By Todd DeFeo
State Assembly members have approved a bill to establish a regulatory review commission, legislation that business groups say will lead to relief for businesses in New Jersey.
A4810 would create the Government Efficiency and Regulatory Review (GEARR) Commission, which proponents say will lessen government regulation and support economic growth. The legislation passed by a 72-1 margin and now heads to the state Senate for consideration.
“Government should be constantly improving and always striving to be leaner and more efficient for the sake of good stewardship of taxpayer dollars and better-quality service to its constituents, and a commission like this will push us in that direction,” Christopher Emigholz, vice president of government affairs for the New Jersey Business & Industry Association (NJBIA), said in a news release.
The GEARR Commission would have nine members from the executive and legislative branches. It would meet every six months and review rules, regulations and executive orders to determine if the costs outweigh any benefits.

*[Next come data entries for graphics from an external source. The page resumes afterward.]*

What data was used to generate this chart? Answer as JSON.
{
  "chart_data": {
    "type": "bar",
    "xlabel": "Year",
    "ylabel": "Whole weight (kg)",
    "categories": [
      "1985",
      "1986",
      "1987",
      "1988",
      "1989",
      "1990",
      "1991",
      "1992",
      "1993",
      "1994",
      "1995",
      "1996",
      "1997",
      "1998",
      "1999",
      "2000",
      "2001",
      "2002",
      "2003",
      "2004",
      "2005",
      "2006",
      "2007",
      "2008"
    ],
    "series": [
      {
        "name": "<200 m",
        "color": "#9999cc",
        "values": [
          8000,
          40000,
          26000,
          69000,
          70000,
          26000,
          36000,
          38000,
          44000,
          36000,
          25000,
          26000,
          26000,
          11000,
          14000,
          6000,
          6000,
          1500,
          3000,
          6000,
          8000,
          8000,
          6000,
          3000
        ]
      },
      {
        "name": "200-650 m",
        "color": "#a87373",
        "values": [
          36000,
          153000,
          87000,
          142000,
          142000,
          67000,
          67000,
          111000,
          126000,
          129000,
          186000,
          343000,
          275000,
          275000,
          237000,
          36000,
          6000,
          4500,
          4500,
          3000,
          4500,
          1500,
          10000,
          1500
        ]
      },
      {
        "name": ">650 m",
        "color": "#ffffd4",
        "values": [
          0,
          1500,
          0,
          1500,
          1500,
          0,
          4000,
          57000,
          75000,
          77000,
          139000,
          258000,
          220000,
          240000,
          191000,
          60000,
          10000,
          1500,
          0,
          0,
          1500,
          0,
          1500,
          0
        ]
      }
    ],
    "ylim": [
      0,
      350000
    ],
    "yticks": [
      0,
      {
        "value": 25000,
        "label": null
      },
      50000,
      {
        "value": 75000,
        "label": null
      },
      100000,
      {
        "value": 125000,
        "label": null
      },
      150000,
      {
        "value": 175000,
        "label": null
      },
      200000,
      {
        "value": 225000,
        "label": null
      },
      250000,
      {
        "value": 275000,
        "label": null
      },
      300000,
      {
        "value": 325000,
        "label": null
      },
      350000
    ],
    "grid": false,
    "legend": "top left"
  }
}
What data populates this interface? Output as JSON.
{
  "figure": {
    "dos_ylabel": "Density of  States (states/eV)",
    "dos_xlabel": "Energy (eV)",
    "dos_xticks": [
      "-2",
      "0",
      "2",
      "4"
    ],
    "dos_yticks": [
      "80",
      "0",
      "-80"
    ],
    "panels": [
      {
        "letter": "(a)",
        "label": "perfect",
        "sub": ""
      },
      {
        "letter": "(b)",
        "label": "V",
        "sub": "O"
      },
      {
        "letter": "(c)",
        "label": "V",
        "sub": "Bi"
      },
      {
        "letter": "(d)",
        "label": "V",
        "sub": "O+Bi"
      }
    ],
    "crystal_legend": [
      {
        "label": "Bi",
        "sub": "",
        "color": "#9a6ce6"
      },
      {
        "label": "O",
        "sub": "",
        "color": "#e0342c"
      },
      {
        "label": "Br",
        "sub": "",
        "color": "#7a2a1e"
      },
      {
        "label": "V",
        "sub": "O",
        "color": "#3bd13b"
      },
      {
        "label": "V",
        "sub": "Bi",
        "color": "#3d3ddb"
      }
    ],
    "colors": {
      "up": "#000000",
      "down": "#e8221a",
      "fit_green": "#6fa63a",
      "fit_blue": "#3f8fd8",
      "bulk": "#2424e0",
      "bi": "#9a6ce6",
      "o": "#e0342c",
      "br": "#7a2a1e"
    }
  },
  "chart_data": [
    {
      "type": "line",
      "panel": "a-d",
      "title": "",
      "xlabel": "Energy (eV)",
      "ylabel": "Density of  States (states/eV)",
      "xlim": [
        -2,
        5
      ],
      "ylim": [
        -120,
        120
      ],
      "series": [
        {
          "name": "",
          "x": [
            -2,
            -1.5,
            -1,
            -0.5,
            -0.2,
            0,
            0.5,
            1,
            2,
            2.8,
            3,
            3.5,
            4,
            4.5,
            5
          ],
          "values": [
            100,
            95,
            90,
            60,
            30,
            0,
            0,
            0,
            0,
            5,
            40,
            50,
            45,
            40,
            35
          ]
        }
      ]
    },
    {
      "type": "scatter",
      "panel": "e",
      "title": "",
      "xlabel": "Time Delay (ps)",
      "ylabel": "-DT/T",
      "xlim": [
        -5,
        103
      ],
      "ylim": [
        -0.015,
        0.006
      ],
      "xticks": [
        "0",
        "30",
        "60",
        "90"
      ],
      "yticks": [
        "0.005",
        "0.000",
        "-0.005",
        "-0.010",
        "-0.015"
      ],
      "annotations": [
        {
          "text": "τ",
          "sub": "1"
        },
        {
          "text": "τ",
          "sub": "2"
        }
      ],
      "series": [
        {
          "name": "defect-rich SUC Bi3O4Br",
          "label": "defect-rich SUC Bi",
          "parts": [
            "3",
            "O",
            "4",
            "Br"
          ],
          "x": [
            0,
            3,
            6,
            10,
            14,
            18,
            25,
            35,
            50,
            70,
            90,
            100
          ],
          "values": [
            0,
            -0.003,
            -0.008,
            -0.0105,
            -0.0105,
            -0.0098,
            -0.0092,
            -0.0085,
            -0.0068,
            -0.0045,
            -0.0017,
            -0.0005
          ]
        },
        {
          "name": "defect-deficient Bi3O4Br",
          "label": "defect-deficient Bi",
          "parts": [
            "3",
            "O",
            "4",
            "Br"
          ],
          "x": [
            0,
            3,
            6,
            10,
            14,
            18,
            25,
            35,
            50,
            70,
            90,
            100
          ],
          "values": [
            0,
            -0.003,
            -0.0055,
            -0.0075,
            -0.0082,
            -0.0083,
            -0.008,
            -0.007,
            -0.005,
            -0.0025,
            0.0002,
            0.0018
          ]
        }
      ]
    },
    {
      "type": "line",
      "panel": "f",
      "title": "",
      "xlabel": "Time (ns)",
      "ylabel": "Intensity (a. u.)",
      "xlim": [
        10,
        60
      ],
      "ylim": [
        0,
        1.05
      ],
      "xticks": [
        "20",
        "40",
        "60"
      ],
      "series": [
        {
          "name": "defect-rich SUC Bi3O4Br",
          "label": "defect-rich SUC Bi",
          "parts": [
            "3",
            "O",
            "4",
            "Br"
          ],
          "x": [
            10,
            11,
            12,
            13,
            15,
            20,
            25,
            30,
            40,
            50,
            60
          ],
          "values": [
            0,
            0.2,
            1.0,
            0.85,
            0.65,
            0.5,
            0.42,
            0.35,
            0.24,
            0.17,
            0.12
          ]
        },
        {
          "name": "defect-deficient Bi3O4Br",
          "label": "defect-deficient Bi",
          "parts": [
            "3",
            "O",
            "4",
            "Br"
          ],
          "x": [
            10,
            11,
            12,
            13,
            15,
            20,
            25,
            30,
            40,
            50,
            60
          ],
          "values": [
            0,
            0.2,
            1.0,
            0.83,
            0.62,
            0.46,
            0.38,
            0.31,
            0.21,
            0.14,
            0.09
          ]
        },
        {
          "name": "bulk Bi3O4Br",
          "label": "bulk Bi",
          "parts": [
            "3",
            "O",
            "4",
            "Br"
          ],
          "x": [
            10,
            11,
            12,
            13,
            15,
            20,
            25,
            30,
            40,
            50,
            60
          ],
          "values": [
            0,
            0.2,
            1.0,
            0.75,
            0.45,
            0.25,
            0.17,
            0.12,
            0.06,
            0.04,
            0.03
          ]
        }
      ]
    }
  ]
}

The commission would also provide the governor and state legislators with an annual report with recommendations on improving government rules, regulations, and executive orders that are deemed burdensome for businesses.
“COVID-19 has greatly impaired businesses and workers, who are making an effort to adapt to a new normal,” Assemblywoman Nancy Pinkin, D-Middlesex, said in a statement after the Assembly Commerce and Economic Development Committee approved the legislation. “Now more than ever, the people of New Jersey need effective rules and regulations to help save taxpayer money and regain economic prosperity.
“We must ensure people have the ability for monetary growth and, by identifying economic areas in need, the Commission could create better efficiencies to lower costs and save taxpayer money,” Pinkin added.
Pinkin co-sponsored the legislation with Assemblywomen Valerie Vainieri Huttle, D-Bergen, and Carol A. Murphy, D-Burlington. The bill is identical to S441 in the state Senate.